Do zdarzenia doszło w nocy z piątku na sobotę (9/10 września). Dyżurny braniewskiej komendy został powiadomiony o poszkodowanym 13-latku na terenie gminy Lelkowo. Na miejsce natychmiast skierowano policjantów oraz medyków. Interweniujący funkcjonariusze ustalili, że nastolatek został potrącony przez samochód osobowy, którego kierowca uciekł z miejsca wypadku. Ranny chłopiec został przetransportowany do szpitala, a policjanci przystąpili do gromadzenia materiału dowodowego, na podstawie którego odtworzyli przebieg tego zdarzenia.
- Z informacji funkcjonariuszy wynikało, że tego feralnego wieczoru około godz. 22:30 25-letni kierowca nie zapanował nad pojazdem i najechał na 13-latka, który przebywał w pobliżu przystanku autobusowego ze znajomymi.

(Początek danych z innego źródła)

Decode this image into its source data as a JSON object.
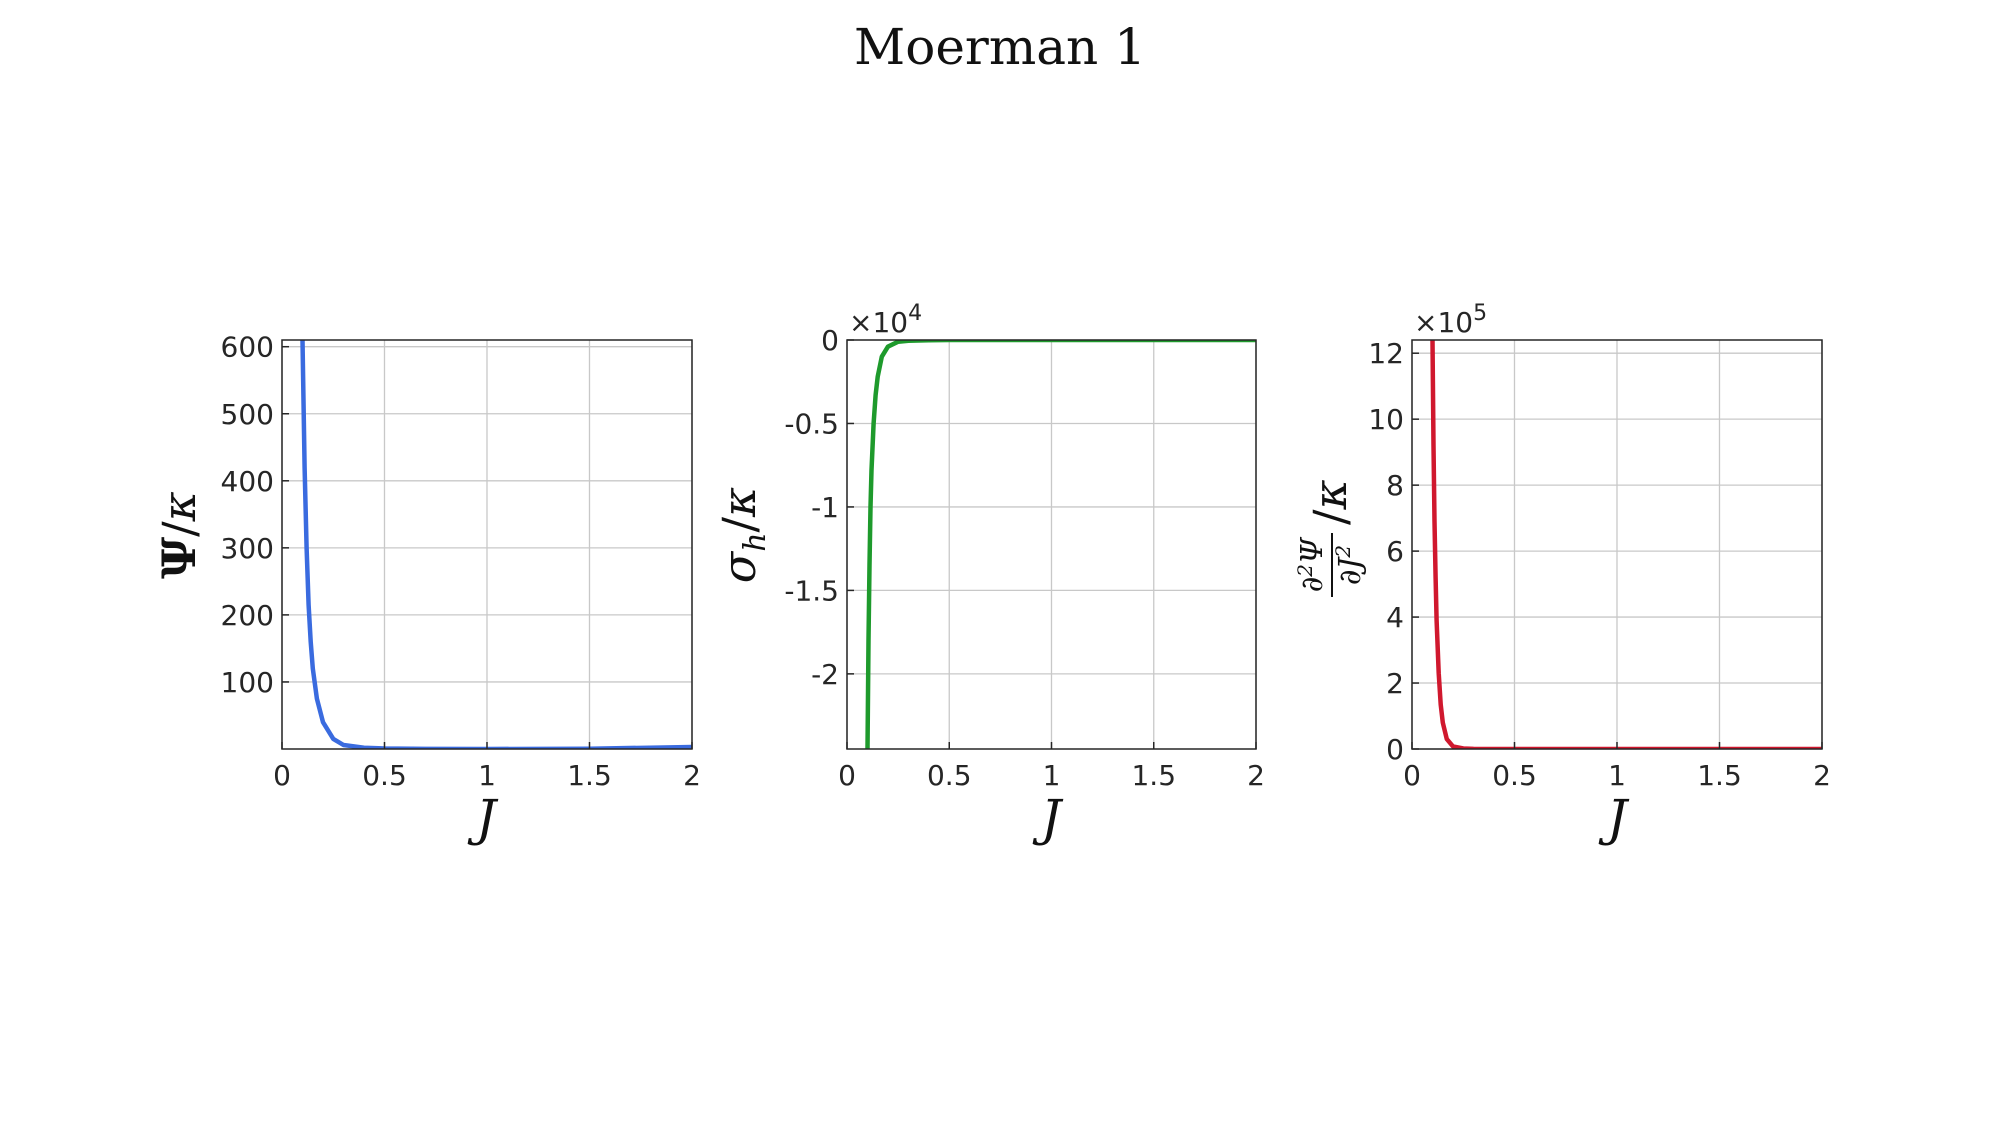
{
  "title": "Moerman 1",
  "chart_data": [
    {
      "type": "line",
      "xlabel": "J",
      "ylabel": "Ψ/κ",
      "xlim": [
        0,
        2
      ],
      "ylim": [
        0,
        610
      ],
      "xticks": [
        0,
        0.5,
        1,
        1.5,
        2
      ],
      "xtick_labels": [
        "0",
        "0.5",
        "1",
        "1.5",
        "2"
      ],
      "yticks": [
        100,
        200,
        300,
        400,
        500,
        600
      ],
      "ytick_labels": [
        "100",
        "200",
        "300",
        "400",
        "500",
        "600"
      ],
      "exponent_label": "",
      "grid": true,
      "color": "#3a6bdf",
      "series": [
        {
          "x": [
            0.1,
            0.11,
            0.12,
            0.13,
            0.14,
            0.15,
            0.17,
            0.2,
            0.25,
            0.3,
            0.4,
            0.5,
            0.7,
            1.0,
            1.5,
            2.0
          ],
          "y": [
            610,
            420,
            300,
            215,
            160,
            120,
            75,
            40,
            15,
            6,
            2,
            0.8,
            0.2,
            0,
            0.5,
            3
          ]
        }
      ]
    },
    {
      "type": "line",
      "xlabel": "J",
      "ylabel": "σ_h/κ",
      "xlim": [
        0,
        2
      ],
      "ylim": [
        -2.45,
        0
      ],
      "xticks": [
        0,
        0.5,
        1,
        1.5,
        2
      ],
      "xtick_labels": [
        "0",
        "0.5",
        "1",
        "1.5",
        "2"
      ],
      "yticks": [
        0,
        -0.5,
        -1,
        -1.5,
        -2
      ],
      "ytick_labels": [
        "0",
        "-0.5",
        "-1",
        "-1.5",
        "-2"
      ],
      "exponent_label": "×10",
      "exponent_power": "4",
      "grid": true,
      "color": "#1e9a2c",
      "series": [
        {
          "x": [
            0.1,
            0.105,
            0.11,
            0.115,
            0.12,
            0.13,
            0.14,
            0.15,
            0.17,
            0.2,
            0.25,
            0.3,
            0.4,
            0.5,
            1.0,
            2.0
          ],
          "y": [
            -2.45,
            -1.8,
            -1.35,
            -1.0,
            -0.78,
            -0.5,
            -0.33,
            -0.22,
            -0.1,
            -0.04,
            -0.01,
            -0.004,
            -0.001,
            0,
            0,
            0
          ]
        }
      ]
    },
    {
      "type": "line",
      "xlabel": "J",
      "ylabel": "∂²Ψ/∂J² /κ",
      "xlim": [
        0,
        2
      ],
      "ylim": [
        0,
        12.4
      ],
      "xticks": [
        0,
        0.5,
        1,
        1.5,
        2
      ],
      "xtick_labels": [
        "0",
        "0.5",
        "1",
        "1.5",
        "2"
      ],
      "yticks": [
        0,
        2,
        4,
        6,
        8,
        10,
        12
      ],
      "ytick_labels": [
        "0",
        "2",
        "4",
        "6",
        "8",
        "10",
        "12"
      ],
      "exponent_label": "×10",
      "exponent_power": "5",
      "grid": true,
      "color": "#d0182e",
      "series": [
        {
          "x": [
            0.1,
            0.105,
            0.11,
            0.115,
            0.12,
            0.13,
            0.14,
            0.15,
            0.17,
            0.2,
            0.25,
            0.3,
            0.5,
            1.0,
            2.0
          ],
          "y": [
            12.4,
            9.2,
            6.9,
            5.2,
            3.9,
            2.3,
            1.35,
            0.8,
            0.3,
            0.08,
            0.015,
            0.003,
            0,
            0,
            0
          ]
        }
      ]
    }
  ]
}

Bezpośrednio po zdarzeniu mężczyzna, by uniknąć odpowiedzialności za swój czyn, groził nastolatkowi, by ten nie zgłaszał sprawy policjantom. Dzięki pomocy kolegów ranny 13-latek został dowieziony do domu, a następnie na miejsce wezwano pogotowie i patrol. Sprawca wypadku uciekł - poinformowała kom. Jolanta Sorkowicz, oficer prasowy z KPP w Braniewie.

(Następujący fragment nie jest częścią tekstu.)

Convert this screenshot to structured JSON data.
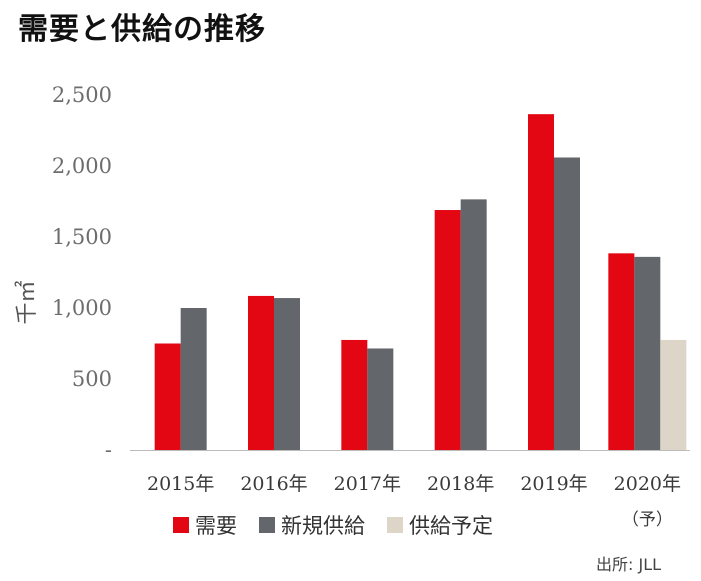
{
  "title": "需要と供給の推移",
  "source": "出所: JLL",
  "colors": {
    "demand": "#e30613",
    "new_supply": "#63666a",
    "planned_supply": "#ddd5c7",
    "axis": "#bbbbbb"
  },
  "chart_data": {
    "type": "bar",
    "title": "需要と供給の推移",
    "ylabel": "千㎡",
    "xlabel": "",
    "categories": [
      "2015年",
      "2016年",
      "2017年",
      "2018年",
      "2019年",
      "2020年"
    ],
    "category_notes": [
      "",
      "",
      "",
      "",
      "",
      "（予）"
    ],
    "ylim": [
      0,
      2500
    ],
    "yticks": [
      0,
      500,
      1000,
      1500,
      2000,
      2500
    ],
    "ytick_labels": [
      "-",
      "500",
      "1,000",
      "1,500",
      "2,000",
      "2,500"
    ],
    "grid": false,
    "legend_position": "bottom",
    "series": [
      {
        "name": "需要",
        "color": "#e30613",
        "values": [
          750,
          1085,
          775,
          1690,
          2365,
          1385
        ]
      },
      {
        "name": "新規供給",
        "color": "#63666a",
        "values": [
          1000,
          1070,
          715,
          1765,
          2060,
          1360
        ]
      },
      {
        "name": "供給予定",
        "color": "#ddd5c7",
        "values": [
          null,
          null,
          null,
          null,
          null,
          775
        ]
      }
    ]
  }
}
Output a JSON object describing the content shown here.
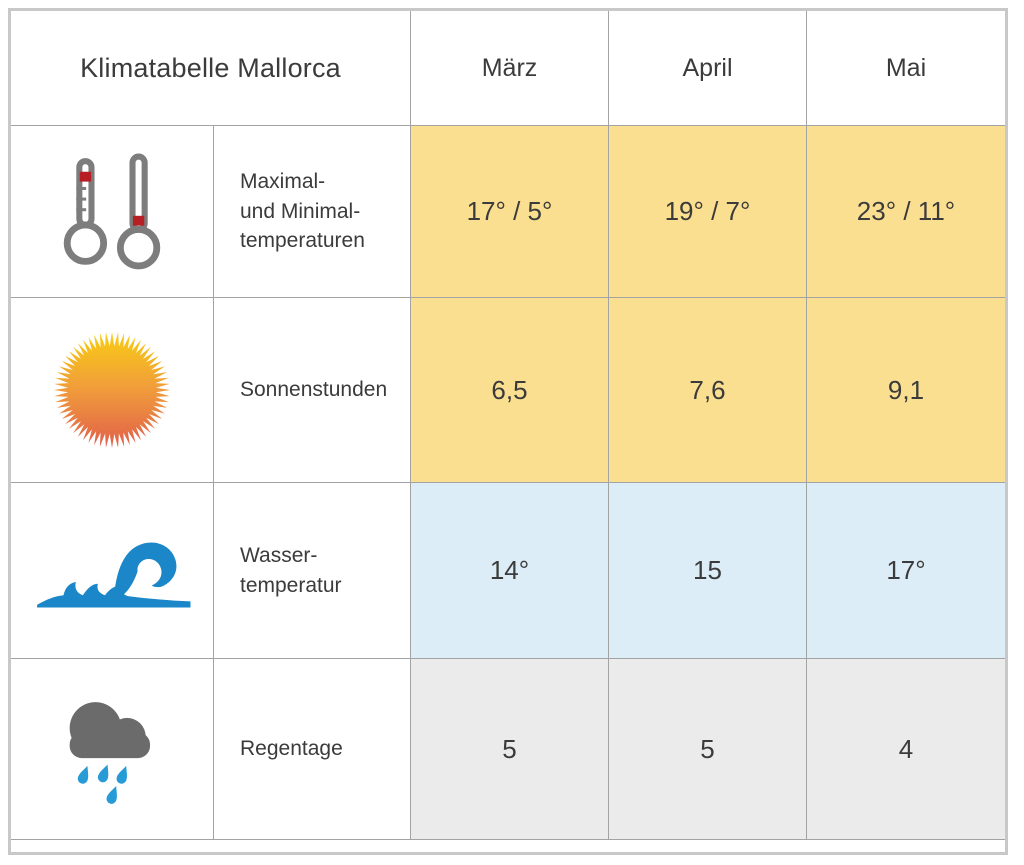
{
  "chart_data": {
    "type": "table",
    "title": "Klimatabelle Mallorca",
    "columns": [
      "März",
      "April",
      "Mai"
    ],
    "rows": [
      {
        "id": "max-min-temperatures",
        "icon": "thermometers-icon",
        "label": "Maximal-\nund Minimal-\ntemperaturen",
        "display": [
          "17° / 5°",
          "19° / 7°",
          "23° / 11°"
        ],
        "values_max": [
          17,
          19,
          23
        ],
        "values_min": [
          5,
          7,
          11
        ],
        "row_bg": "#fbdf90"
      },
      {
        "id": "sunshine-hours",
        "icon": "sun-icon",
        "label": "Sonnenstunden",
        "display": [
          "6,5",
          "7,6",
          "9,1"
        ],
        "values": [
          6.5,
          7.6,
          9.1
        ],
        "row_bg": "#fbdf90"
      },
      {
        "id": "water-temperature",
        "icon": "wave-icon",
        "label": "Wasser-\ntemperatur",
        "display": [
          "14°",
          "15",
          "17°"
        ],
        "values": [
          14,
          15,
          17
        ],
        "row_bg": "#dcedf8"
      },
      {
        "id": "rain-days",
        "icon": "rain-cloud-icon",
        "label": "Regentage",
        "display": [
          "5",
          "5",
          "4"
        ],
        "values": [
          5,
          5,
          4
        ],
        "row_bg": "#ebebeb"
      }
    ],
    "legend_position": "none",
    "grid": true
  },
  "colors": {
    "temperature_sun_row_bg": "#fbdf90",
    "water_row_bg": "#dcedf8",
    "rain_row_bg": "#ebebeb",
    "grid_line": "#a3a3a3",
    "outer_border": "#c8c8c8",
    "text": "#3b3b3b",
    "wave_blue": "#1b87c8",
    "raindrop_blue": "#279bd6",
    "cloud_gray": "#6b6b6b",
    "thermometer_gray": "#7d7d7d",
    "thermometer_red": "#b62025",
    "sun_gradient_top": "#f9cd13",
    "sun_gradient_middle": "#f09b3c",
    "sun_gradient_bottom": "#e15f49"
  }
}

CZYTAJ TEŻ: Bartoszyce. Pijany rowerzysta miał ponad 2,6 promila. "Wypiłem tylko trzy piwka"
Niedługo jednak cieszył się wolnością. W sobotę (10 września) 25-latek został zatrzymany.

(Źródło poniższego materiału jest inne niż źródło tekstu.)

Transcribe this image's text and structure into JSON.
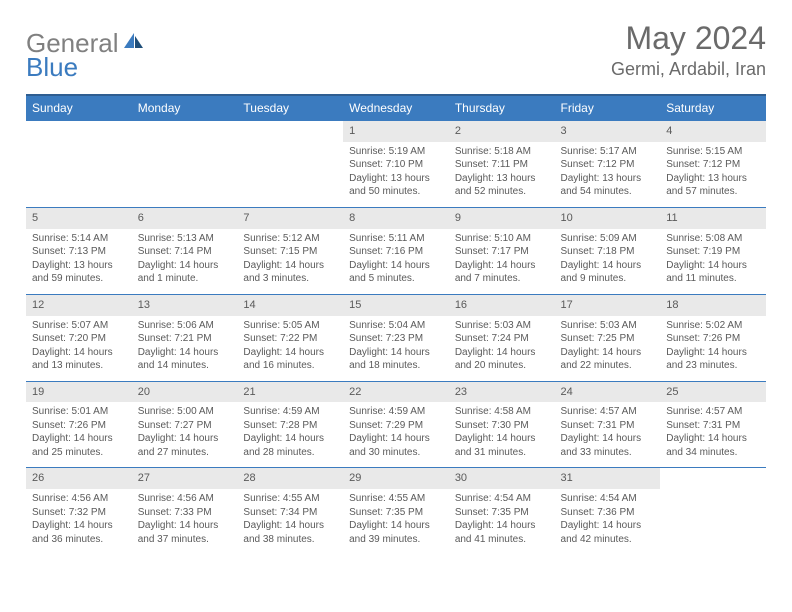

- Zgromadzony materiał dowodowy okazał się wystarczający, by przedstawić podejrzanemu trzy zarzuty – spowodowania wypadku, stosowania gróźb oraz prowadzenia auta pomimo sądowego zakazu. Decyzją sądu mężczyzna został tymczasowo aresztowany na okres trzech miesięcy. Czynności w tej sprawie trwają - dodała oficer prasowa.